Если отец и был в чем-то разочарован таким наследником, он это скрывал. В честь окончания школы устроили маленький праздник в кругу семьи, в доме Тамин, - на котором было разрешено присутствовать и Сетеп-эн-Сетху, и его матери. Имхотеп до сих пор задерживался во дворце.
А на случай, если бы он вернулся раньше, Белле нашлось бы, где спрятаться. Тамин все продумала.

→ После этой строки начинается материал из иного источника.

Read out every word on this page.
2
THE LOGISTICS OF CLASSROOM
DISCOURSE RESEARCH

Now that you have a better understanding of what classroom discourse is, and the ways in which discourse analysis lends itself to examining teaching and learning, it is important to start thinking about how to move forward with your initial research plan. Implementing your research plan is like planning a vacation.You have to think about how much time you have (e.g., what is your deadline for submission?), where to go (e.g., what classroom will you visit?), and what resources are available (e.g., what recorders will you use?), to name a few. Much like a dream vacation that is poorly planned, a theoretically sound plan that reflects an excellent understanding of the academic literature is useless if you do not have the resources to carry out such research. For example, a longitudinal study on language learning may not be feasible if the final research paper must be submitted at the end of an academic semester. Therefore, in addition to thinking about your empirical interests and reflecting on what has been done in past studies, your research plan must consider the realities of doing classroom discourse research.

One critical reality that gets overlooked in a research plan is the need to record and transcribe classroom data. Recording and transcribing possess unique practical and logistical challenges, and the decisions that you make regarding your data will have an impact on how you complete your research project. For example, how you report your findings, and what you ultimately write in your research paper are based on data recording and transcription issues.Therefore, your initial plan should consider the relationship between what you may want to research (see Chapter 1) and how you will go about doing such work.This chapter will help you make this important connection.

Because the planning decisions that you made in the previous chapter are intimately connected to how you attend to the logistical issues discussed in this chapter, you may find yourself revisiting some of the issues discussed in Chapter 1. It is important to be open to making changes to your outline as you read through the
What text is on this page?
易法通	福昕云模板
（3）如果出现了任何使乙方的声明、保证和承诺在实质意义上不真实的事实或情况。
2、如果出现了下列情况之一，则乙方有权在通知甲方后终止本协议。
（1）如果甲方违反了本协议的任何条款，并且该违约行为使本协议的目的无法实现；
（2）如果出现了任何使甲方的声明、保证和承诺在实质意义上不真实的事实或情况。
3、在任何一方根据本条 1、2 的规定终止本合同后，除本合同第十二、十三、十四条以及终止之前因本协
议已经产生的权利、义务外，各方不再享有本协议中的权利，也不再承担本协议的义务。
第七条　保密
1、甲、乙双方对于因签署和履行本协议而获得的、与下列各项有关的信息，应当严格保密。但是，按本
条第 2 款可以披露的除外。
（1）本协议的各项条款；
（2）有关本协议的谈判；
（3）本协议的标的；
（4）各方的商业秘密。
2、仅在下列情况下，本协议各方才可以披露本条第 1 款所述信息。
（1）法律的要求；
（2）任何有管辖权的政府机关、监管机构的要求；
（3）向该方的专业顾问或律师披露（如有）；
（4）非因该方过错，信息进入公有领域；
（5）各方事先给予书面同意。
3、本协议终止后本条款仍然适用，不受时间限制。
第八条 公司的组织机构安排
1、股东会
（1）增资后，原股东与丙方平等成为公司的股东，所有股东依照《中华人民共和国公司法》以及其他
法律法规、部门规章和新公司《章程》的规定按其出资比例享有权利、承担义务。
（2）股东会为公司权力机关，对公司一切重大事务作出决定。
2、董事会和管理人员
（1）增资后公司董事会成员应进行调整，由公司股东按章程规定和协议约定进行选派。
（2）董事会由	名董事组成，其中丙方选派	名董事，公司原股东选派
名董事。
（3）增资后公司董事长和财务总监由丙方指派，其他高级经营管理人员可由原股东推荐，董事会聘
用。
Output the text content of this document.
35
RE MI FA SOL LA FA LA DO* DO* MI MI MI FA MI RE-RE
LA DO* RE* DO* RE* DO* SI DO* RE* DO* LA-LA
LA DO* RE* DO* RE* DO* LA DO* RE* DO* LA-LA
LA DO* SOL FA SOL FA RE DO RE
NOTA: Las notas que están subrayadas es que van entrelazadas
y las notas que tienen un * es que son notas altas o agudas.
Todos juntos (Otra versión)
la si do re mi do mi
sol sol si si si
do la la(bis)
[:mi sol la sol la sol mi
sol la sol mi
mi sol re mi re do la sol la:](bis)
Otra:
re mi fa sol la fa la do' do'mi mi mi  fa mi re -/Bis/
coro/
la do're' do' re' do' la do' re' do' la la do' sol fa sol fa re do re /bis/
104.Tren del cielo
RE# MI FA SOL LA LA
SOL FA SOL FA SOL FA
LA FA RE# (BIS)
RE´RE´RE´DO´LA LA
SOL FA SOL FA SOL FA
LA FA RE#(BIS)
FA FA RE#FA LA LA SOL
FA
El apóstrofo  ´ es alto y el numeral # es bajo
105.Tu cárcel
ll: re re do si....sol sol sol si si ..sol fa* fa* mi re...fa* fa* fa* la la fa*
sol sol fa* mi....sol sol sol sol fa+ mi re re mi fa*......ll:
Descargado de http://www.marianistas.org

Сетеп-эн-Сетха рано увели спать - на другой день на рассвете ему предстояло идти в дворцовую школу, и мать простилась с ним загодя. Мальчика должен был сопровождать Синухет. Амон-Аха допоздна засиделся со взрослыми; и именно он первым услышал, что возвращается хозяин.
Залаяла собака, раздался стук копыт и колес по улице.
– Твой пес лает!
– воскликнул юноша, приподнимаясь с места и обращаясь к Тамин.
– Это дядя возвращается?
Глаза Амон-Аха расширились: он, как и остальные, побаивался Имхотепа, которого видел только издали, в облике недоступного жреца.
– Да, это колесница моего мужа, - сказала Тамин. Она посмотрела на Беллу, и та, кивнув, поспешно встала.
Теперь, когда у нее было целых два сообщника, она почти не боялась.
– Я сейчас уйду.
Белла выскользнула в коридор; и услышала, как внизу распахнулась дверь и простучали мужские шаги. У нее сильно забилось сердце, и она бегом промчалась до пустой комнаты, которую ей в этом доме предназначили в качестве укрытия.
Захлопнув дверь, англичанка перевела дух и, прищурившись, осмотрелась. Служанка оставила ей керамическую лампу, которая причудливо озаряла обстановку.
Здесь ничего не было, кроме тростниковой циновки на полу и битой глиняной посуды. Зачем-то ее сохраняли, может, из бережливости…
Белла села на циновку, поставив подбородок на колени.
“А что, если Имхотеп пожелает заглянуть сюда?..”
Вдруг ему понадобится уединение? Хотя это глупости, Имхотеп будет слишком занят с родственниками. И у него есть в своем доме, где уединиться.
Белла просидела некоторое время, царапая папирусное плетение ногтями и напрягая слух, - до нее доносились мужские голоса и женский, который возвышался над ними и звенел. Тамин отвлекала супруга… А может, она уже вовсе позабыла о чужеземке, несмотря на ее поразительную тайну. У нее наверняка своего хватает, а это открытие насчет Беллы Тамин сделала не вчера!